A Bangladeshi medical administrator, Aung Swi Prue, said six people died instantly in the truck crash near the border in south-eastern Bandarban district. Three people died after reaching a hospital, and 10 others were injured and are receiving treatment.

ICRC spokeswoman Misada Saif said all of those killed were Bangladeshi workers hired to distribute food packages to 500 Rohingya families.

Ms Saif said the truck belongs to the ICRC and Bangladesh Red Crescent Society and was operated by a supplier who has been working for the two agencies for last couple of weeks. She said agency officials are "very shocked and sad".

"Our thoughts are with the families of the dead. They were there to help the people who desperately need help," she said.

Rohingya Muslims who crossed over from Burma into Bangladesh (Dar Yasin/AP)

The Rohingya exodus began on August 25 after Rohingya insurgent attacks on police set off a military crackdown.

Hundreds of people have been killed and thousands of homes have been burned in what many Rohingya have described as a systematic effort by Burma's military to drive them out.

The government has blamed the Rohingya, even saying they set fire to their own homes but the UN and others accuse it of ethnic cleansing.

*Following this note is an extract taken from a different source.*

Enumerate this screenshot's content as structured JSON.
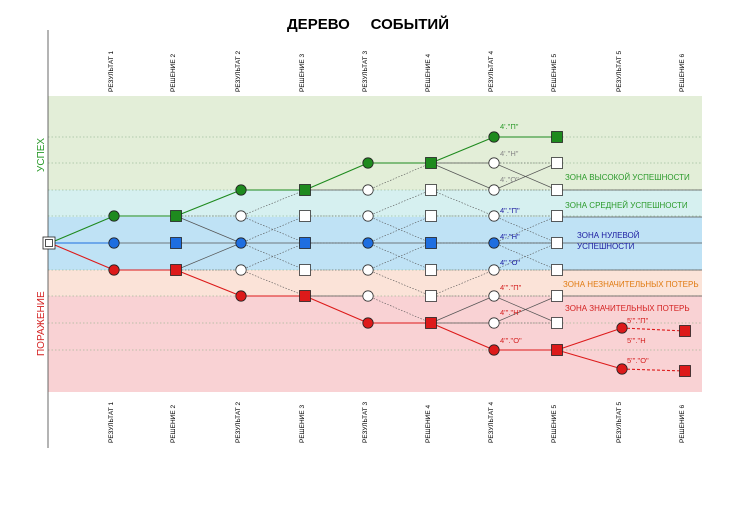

Most refugees have ended up in camps in the Bangladeshi district of Cox's Bazar, which already had hundreds of thousands of Rohingya refugees who had fled prior rounds of violence. Bandarban is a neighbouring district where thousands of Rohingya also have fled.

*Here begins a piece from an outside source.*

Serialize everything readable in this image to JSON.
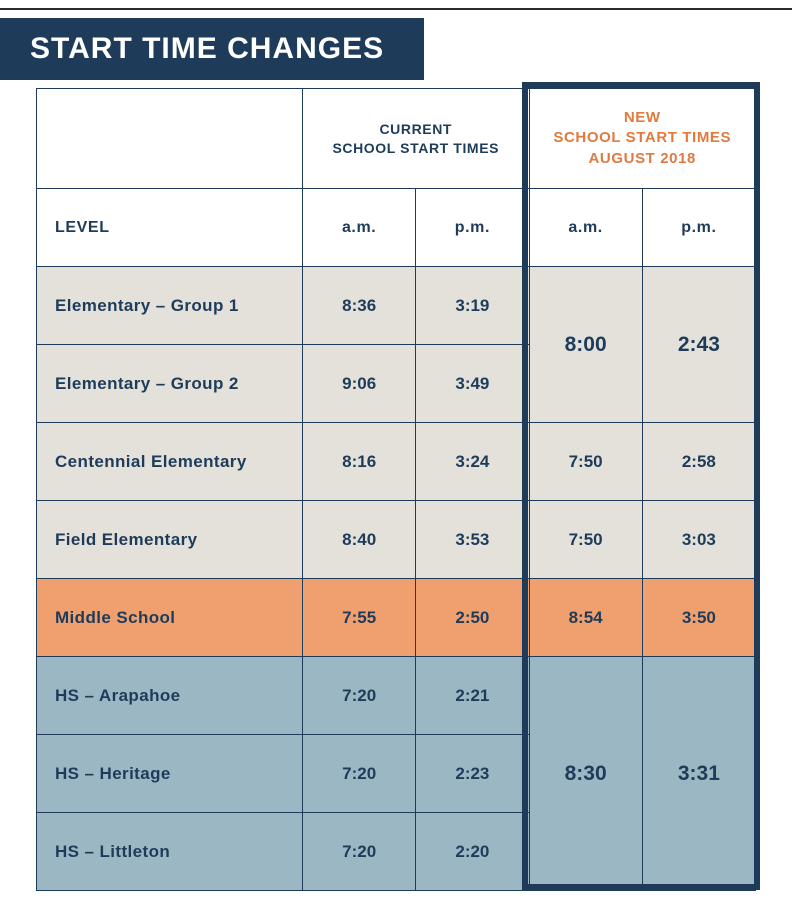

Young Rohingya Muslims stand on a slope before receiving food being distributed near Balukhali refugee camp in Cox's Bazar, Bangladesh (Bernat Armangue/AP)

The violence in Burma occurred just across the border in Rakhine state, where police said a Buddhist mob threw rocks and Molotov cocktails at officers on Wednesday night as they tried to block Red Cross supplies from being loaded on to a boat.

The vessel was headed to an area where hundreds of thousands of Rohingya Muslims have been chased from their homes. No injuries were reported and police detained eight of the attackers.

Dozens of people arrived at a jetty in the Rakhine state capital, Sittwe, as a boat was being loaded with bottled water, blankets, mosquito nets, food and other supplies. As the crowd swelled to 300, they started throwing rocks and Molotov cocktails at the officers, who responded by firing into the air, said police officer Phyo Wai Kyaw.

The government of the predominantly Buddhist nation of 60 million said police and several monks showed up to try to defuse tensions. The shipment ultimately was loaded and sent to northern Rakhine state.

Though Burma's leader, Aung San Suu Kyi, told diplomats this week humanitarian assistance was being sent to those who remain in northern Rakhine, the government has blocked all UN assistance to the area, granting access to only the Red Cross.

mật ong ngâm nghệ Buddhists in Rakhine have accused international aid nghệ mật ong agencies of favouring Rohingya, a group who Burma and many of its people contend migrated illegally from Bangladesh.